La prova dell’interruzione della prescrizione tra certezza formale e tutela effettiva del diritto
Nota a Trib. Viterbo, 13 gennaio 2026, n. 32
1. Il caso
Con la sentenza in epigrafe, il Tribunale di Viterbo ha rigettato la domanda risarcitoria proposta dall’ attrice ritenendola infondata sia sotto il profilo della responsabilità contrattuale, sia sotto quello della responsabilità aquiliana attesa l’intervenuta prescrizione del diritto ex art. 2947 c.c.
L’evento dannoso, verificatosi il 8.12.2015, avrebbe determinato, in tesi attorea, lesioni a un minore. La domanda giudiziale, tuttavia, è stata introdotta soltanto nel maggio 2022.
Il giudice ha ritenuto che, in corso di causa, non è stata fornita adeguata dell’interruzione del termine prescrizionale quinquennale, nonostante la produzione di copia delle missive inviate a mezzo di plichi postali raccomandati e a mezzo PEC.
2. La questione giuridica: interruzione della prescrizione e onere della prova
La pronuncia offre lo spunto per soffermarsi sul tema, di costante attualità, dell’onere della prova dell’interruzione della prescrizione, qualificata pacificamente come fatto impeditivo dell’effetto estintivo del diritto.
Secondo l’impostazione accolta dal Tribunale, in linea con la giurisprudenza di legittimità, grava integralmente sul creditore l’onere di dimostrare non solo l’esistenza dell’atto interruttivo, ma anche il suo perfezionamento nei confronti del debitore, inteso come ingresso dell’atto nella sfera di conoscibilità del destinatario, secondo il criterio dell’art. 1335 c.c.
3. Le raccomandate e la necessità della prova del ricevimento
Con riferimento alle raccomandate prodotte dall’attrice, il giudice ne ha escluso l’efficacia interruttiva rilevando la mancanza di prova dell’avvenuto ricevimento da parte della convenuta. In assenza dell’avviso di ricevimento o di altri elementi idonei a dimostrare la conoscenza legale dell’atto, la comunicazione non può ritenersi idonea a interrompere la prescrizione ai sensi dell’art. 2943 c.c.
La decisione ribadisce così che la dichiarazione stragiudiziale di costituzione in mora non produce effetti automatici, ma richiede la prova del suo effettivo recapito.
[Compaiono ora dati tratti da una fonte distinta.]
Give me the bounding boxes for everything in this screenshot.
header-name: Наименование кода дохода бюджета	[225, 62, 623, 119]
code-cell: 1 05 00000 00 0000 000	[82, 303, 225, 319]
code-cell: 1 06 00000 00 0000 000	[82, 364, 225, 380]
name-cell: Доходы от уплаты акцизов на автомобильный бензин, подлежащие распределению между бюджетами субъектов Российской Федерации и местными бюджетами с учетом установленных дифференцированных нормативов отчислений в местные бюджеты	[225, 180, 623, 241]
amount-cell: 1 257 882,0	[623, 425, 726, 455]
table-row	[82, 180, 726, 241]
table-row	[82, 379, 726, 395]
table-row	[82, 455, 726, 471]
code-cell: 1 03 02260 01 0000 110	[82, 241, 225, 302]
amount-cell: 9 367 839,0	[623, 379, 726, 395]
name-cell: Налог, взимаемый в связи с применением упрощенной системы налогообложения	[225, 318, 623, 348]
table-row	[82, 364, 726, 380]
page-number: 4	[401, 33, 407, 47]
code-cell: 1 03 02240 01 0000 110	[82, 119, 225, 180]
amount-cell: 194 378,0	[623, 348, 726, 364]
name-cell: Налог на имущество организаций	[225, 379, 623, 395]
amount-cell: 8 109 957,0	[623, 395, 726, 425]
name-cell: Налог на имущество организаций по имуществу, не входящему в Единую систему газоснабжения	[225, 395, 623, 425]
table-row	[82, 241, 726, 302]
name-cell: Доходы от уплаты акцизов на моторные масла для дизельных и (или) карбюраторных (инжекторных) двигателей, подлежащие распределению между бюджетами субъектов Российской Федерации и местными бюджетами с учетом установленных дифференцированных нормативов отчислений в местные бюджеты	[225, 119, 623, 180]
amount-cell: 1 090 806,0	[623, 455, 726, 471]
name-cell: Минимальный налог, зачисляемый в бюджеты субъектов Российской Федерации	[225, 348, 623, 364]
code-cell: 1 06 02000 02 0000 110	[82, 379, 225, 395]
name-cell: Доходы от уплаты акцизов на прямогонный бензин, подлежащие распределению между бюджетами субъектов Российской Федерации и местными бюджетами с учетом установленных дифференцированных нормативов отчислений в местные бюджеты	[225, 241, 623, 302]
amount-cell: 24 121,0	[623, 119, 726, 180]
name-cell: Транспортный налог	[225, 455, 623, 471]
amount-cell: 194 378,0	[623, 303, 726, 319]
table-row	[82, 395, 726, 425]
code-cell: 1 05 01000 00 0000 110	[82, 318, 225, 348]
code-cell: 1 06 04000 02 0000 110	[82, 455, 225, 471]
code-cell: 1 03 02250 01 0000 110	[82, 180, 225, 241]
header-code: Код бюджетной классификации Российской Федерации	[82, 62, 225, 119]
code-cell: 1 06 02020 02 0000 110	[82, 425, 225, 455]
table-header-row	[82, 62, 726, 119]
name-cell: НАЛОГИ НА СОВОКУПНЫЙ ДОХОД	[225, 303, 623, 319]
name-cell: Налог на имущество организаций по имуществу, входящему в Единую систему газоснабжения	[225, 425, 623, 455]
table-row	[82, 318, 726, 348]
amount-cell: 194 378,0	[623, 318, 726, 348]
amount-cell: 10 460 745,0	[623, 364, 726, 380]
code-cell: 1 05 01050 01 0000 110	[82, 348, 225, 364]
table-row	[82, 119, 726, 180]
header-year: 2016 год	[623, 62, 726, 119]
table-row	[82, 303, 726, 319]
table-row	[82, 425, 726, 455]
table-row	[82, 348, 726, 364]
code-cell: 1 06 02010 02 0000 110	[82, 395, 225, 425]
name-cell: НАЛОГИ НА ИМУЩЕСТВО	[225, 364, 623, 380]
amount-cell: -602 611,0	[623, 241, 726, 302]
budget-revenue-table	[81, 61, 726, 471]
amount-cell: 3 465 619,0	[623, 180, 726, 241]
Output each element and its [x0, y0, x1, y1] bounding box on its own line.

4. La PEC come atto interruttivo: requisiti tecnici e prova documentale
Di particolare rilievo è l’analisi svolta dal Tribunale in relazione alla PEC inviata nel 2020. Il giudice ha ritenuto inidonea, ai fini interruttivi, la produzione della sola ricevuta di avvenuta consegna in formato PDF, in assenza delle ricevute di accettazione e consegna in formato “.eml” o “.msg” e dei relativi dati identificativi.
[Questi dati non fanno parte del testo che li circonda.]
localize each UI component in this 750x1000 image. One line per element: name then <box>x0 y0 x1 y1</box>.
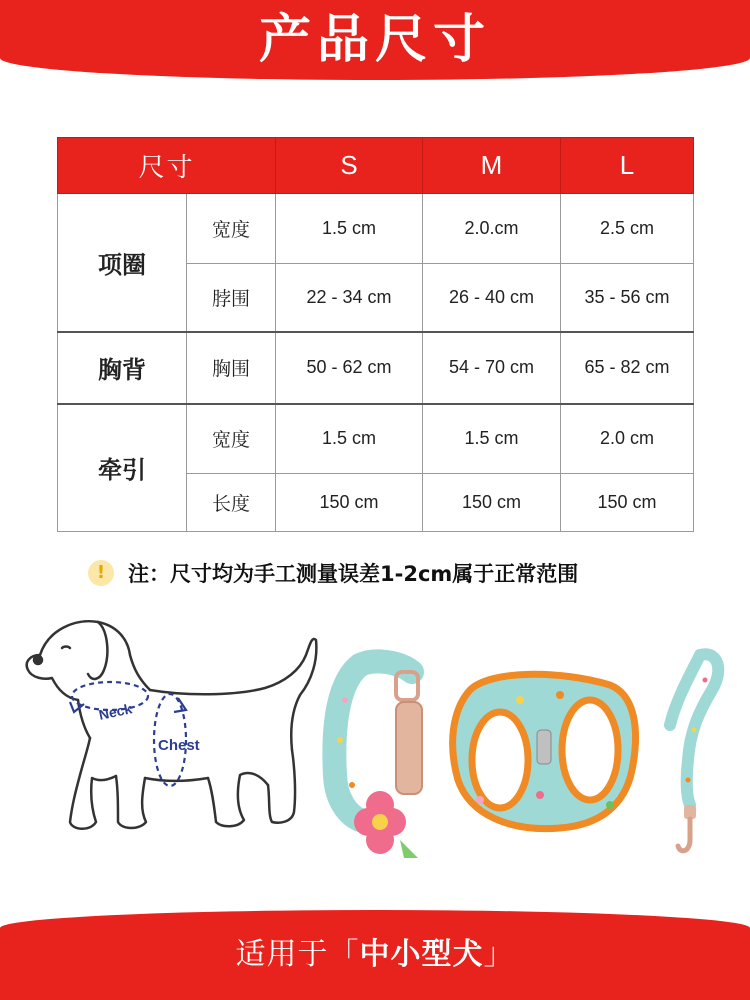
table-cell: 150 cm <box>276 474 423 532</box>
chest-arrow-icon <box>174 698 186 712</box>
table-row <box>58 194 694 264</box>
table-cell: 22 - 34 cm <box>276 264 423 332</box>
footer-dog-size: 中小型犬 <box>359 937 484 972</box>
footer-suffix: 」 <box>483 937 515 972</box>
exclamation-icon: ! <box>88 560 114 586</box>
leash-product-icon <box>670 654 718 851</box>
table-cell: 2.0.cm <box>423 194 561 264</box>
row-label: 宽度 <box>187 404 276 474</box>
footer-prefix: 适用于「 <box>235 937 360 972</box>
table-cell: 2.5 cm <box>561 194 694 264</box>
table-cell: 35 - 56 cm <box>561 264 694 332</box>
table-cell: 1.5 cm <box>276 404 423 474</box>
group-label-leash: 牵引 <box>58 404 187 532</box>
size-table <box>57 137 694 532</box>
table-cell: 1.5 cm <box>423 404 561 474</box>
table-cell: 2.0 cm <box>561 404 694 474</box>
table-header-row <box>58 138 694 194</box>
flower-icon <box>354 791 418 858</box>
group-label-harness: 胸背 <box>58 332 187 404</box>
header-size-s: S <box>276 138 423 194</box>
table-row <box>58 332 694 404</box>
table-cell: 26 - 40 cm <box>423 264 561 332</box>
footer-banner <box>0 910 750 1000</box>
row-label: 宽度 <box>187 194 276 264</box>
row-label: 脖围 <box>187 264 276 332</box>
harness-product-icon <box>453 674 636 828</box>
header-corner-cell: 尺寸 <box>58 138 276 194</box>
table-cell: 1.5 cm <box>276 194 423 264</box>
measurement-note <box>88 558 578 588</box>
product-illustration <box>0 600 750 890</box>
table-cell: 50 - 62 cm <box>276 332 423 404</box>
table-cell: 150 cm <box>423 474 561 532</box>
header-banner <box>0 0 750 80</box>
dog-outline-icon <box>27 621 317 829</box>
row-label: 胸围 <box>187 332 276 404</box>
neck-label: Neck <box>97 700 134 723</box>
table-row <box>58 404 694 474</box>
chest-label: Chest <box>158 737 200 754</box>
table-cell: 150 cm <box>561 474 694 532</box>
page-title: 产品尺寸 <box>258 10 491 70</box>
table-cell: 65 - 82 cm <box>561 332 694 404</box>
row-label: 长度 <box>187 474 276 532</box>
header-size-m: M <box>423 138 561 194</box>
note-text: 注：尺寸均为手工测量误差1-2cm属于正常范围 <box>128 562 579 586</box>
table-cell: 54 - 70 cm <box>423 332 561 404</box>
header-size-l: L <box>561 138 694 194</box>
group-label-collar: 项圈 <box>58 194 187 332</box>
collar-product-icon <box>334 661 422 858</box>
Richiamando espressamente pregressa e consolidata giurisprudenza di legittimità, la sentenza afferma che solo tali formati consentono di verificare con certezza il contenuto del messaggio, la sua integrità e la riferibilità temporale dell’atto, requisiti imprescindibili per riconoscere l’effetto interruttivo della prescrizione
5. La prescrizione come esito assorbente del giudizio
Alla luce dell’inidoneità degli atti prodotti, il Tribunale ha concluso che, alla data di notifica dell’atto di citazione, il termine quinquennale di cui all’art. 2947 c.c. risultava integralmente decorso. La prescrizione ha così assunto un ruolo assorbente, precludendo ogni valutazione di merito sulla responsabilità aquiliana dedotta in giudizio.
6. Conclusioni
La sentenza in commento si colloca nel quadro di un diritto vivente che privilegia una concezione formalistica della prova dell’interruzione della prescrizione, funzionale alla certezza dei rapporti giuridici ma non priva di ricadute problematiche sul piano dell’effettività della tutela.
Il giudizio evidenzia come, nell’attuale assetto giurisprudenziale, il diritto di difesa sia sempre più condizionato dalla padronanza delle regole tecniche e informatiche del processo civile. La perdita del diritto sostanziale per carenze probatorie di natura formale potrebbe suggerire una riflessione sistematica sull’opportunità di un riequilibrio tra certezza e giustizia del caso concreto, affidata, allo stato, alla sensibilità del legislatore o a un’evoluzione interpretativa in chiave costituzionalmente orientata.